The Bay Area had a really bad recession from 00-04 and honestly those teams were hot garbage so that explains why those years were off but I get what you are saying. New York has a lot of tourists going to MSG, but Chicago has legit fans.
its not racist, its correct with harden we have never missed the playoffs, while the astros and texans have stunk. will intresting to see the ticket sales for the texans now that we have an african-american qb
After last season if there are any season ticket holders in here you need to come off them, you embarrassed yourself and this city it was so sad seeing Travis Scott rap to an empty building BEFORE A ****ING PLAYOFF GAME. The season ticket holders are the problem for the attendance because every game I go to 400 is packed. Second qt raffle amongst the fans in 400 imo should be held for the empty seats and ppl outside should be let in to fill up the 400. There should be no excuse to have that building as empty as it was at times last season when we have a team that was playing that well
It won't matter. The Texans will be the Texans and still have mounds of people on a waiting list just to get an opportunity at season tickets. Besides in the 90s when we had the Dream and Co. this has not been a basketball city. We've always had people clamoring to get a football team back and now this city lives and dies by their Texans. It's just the way it is.

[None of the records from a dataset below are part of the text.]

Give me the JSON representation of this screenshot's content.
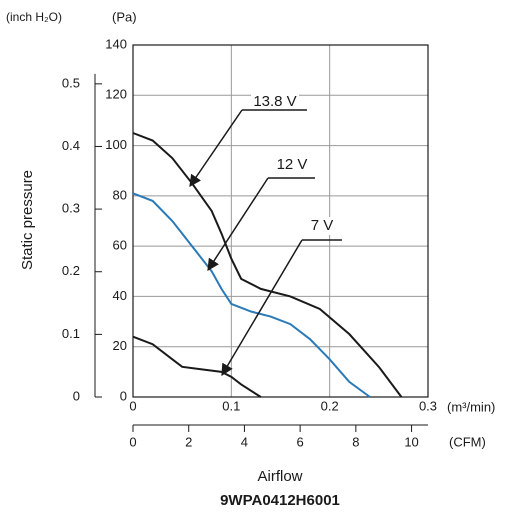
{
  "chart_data": {
    "type": "line",
    "title": "9WPA0412H6001",
    "xlabel": "Airflow",
    "ylabel": "Static pressure",
    "x_unit": "(m³/min)",
    "x2_unit": "(CFM)",
    "y_unit": "(Pa)",
    "y2_unit": "(inch H₂O)",
    "xlim": [
      0,
      0.3
    ],
    "xticks": [
      0,
      0.1,
      0.2,
      0.3
    ],
    "x2lim": [
      0,
      10.59
    ],
    "x2ticks": [
      0,
      2,
      4,
      6,
      8,
      10
    ],
    "ylim": [
      0,
      140
    ],
    "yticks": [
      0,
      20,
      40,
      60,
      80,
      100,
      120,
      140
    ],
    "y2lim": [
      0,
      0.562
    ],
    "y2ticks": [
      0,
      0.1,
      0.2,
      0.3,
      0.4,
      0.5
    ],
    "grid": true,
    "series": [
      {
        "name": "13.8 V",
        "color": "#1a1a1a",
        "x": [
          0,
          0.02,
          0.04,
          0.06,
          0.08,
          0.09,
          0.1,
          0.11,
          0.13,
          0.16,
          0.19,
          0.22,
          0.25,
          0.273
        ],
        "values": [
          105,
          102,
          95,
          85,
          74,
          65,
          55,
          47,
          43,
          40,
          35,
          25,
          12,
          0
        ]
      },
      {
        "name": "12 V",
        "color": "#2a7ab8",
        "x": [
          0,
          0.02,
          0.04,
          0.06,
          0.08,
          0.09,
          0.1,
          0.12,
          0.14,
          0.16,
          0.18,
          0.2,
          0.22,
          0.241
        ],
        "values": [
          81,
          78,
          70,
          60,
          50,
          43,
          37,
          34,
          32,
          29,
          23,
          15,
          6,
          0
        ]
      },
      {
        "name": "7 V",
        "color": "#1a1a1a",
        "x": [
          0,
          0.02,
          0.04,
          0.05,
          0.07,
          0.09,
          0.1,
          0.11,
          0.13
        ],
        "values": [
          24,
          21,
          15,
          12,
          11,
          10,
          8,
          5,
          0
        ]
      }
    ]
  }
}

I could never see this being said about the Rockets' fanbase and the completely empty at tip off/silent throughout the game Toyota Center... I wish we had the atmosphere that the Celtics do at home, but that would take a miracle... “I only get to play there once a year, but you can feel it,” the free agent told Smith. “The fans are crazy. Even when they were bad, those fans were there. When we were bad, our building was silent. And we all saw the way they sent off Paul. It was amazing. Cheering an opposing player like that doesn’t happen anywhere else.” Another veteran free agent told Smith he had “tears in (his) eyes” while watching the Pierce tribute. But can a team’s fan base really impact where a free agent decides to sign? A “prominent Eastern Conference free agent” believes so. “Absolutely,” the free agent told Smith. “No one wants to play in a place where the fans don’t care. We all know Boston fans can be critical, but that is cool. They expect to win. As a player, you want that pressure. And (Kevin Garnett), Paul, all those guys, they tell you that if you win in Boston, you become a legend. Everyone wants to be a legend.”
I think people who take this as a bad thing need their heads examined. The Rockets are exactly in the right place on this chart. If the Rockets want people to show up and give them money, they must win games. So they'll try very hard to win games. That's accountability. Cuban, I think, really wants to win and he'll try whether or not the fans come. But, apart from his own competitiveness, there's not a lot of motivation in the short term for him to try to win. He'll earn the same. I think there is also something about trust and credibility here. Everyone knows, for example, that the Spurs run a great organization. So, even when they're having a bad year, there has always been some anticipation that they could outperform in the playoffs and anyway they'll be up again the next season. The Clippers under Sterling had a reputation for not caring about winning, about trading away budding superstars before their rookie contracts run out, for being cheap. So maybe if you live in LA and Sam Cassell is playing some entertaining ball and winning games you'll go out and watch, but you don't want to emotionally invest because you knew Sterling was going to destroy it in the offseason. On this latter point, I can see how especially a Morey-run franchise dissuades fan loyalty. We know he's always optimizing his roster. If you like the sophomore undersized power forward, you don't necessarily want to go all in because he's probably getting traded. If things are going sour in a season, you expect Morey is going to make big changes. So, why be loyal to a roster when they're having a bad season when you know they're going to get swapped out.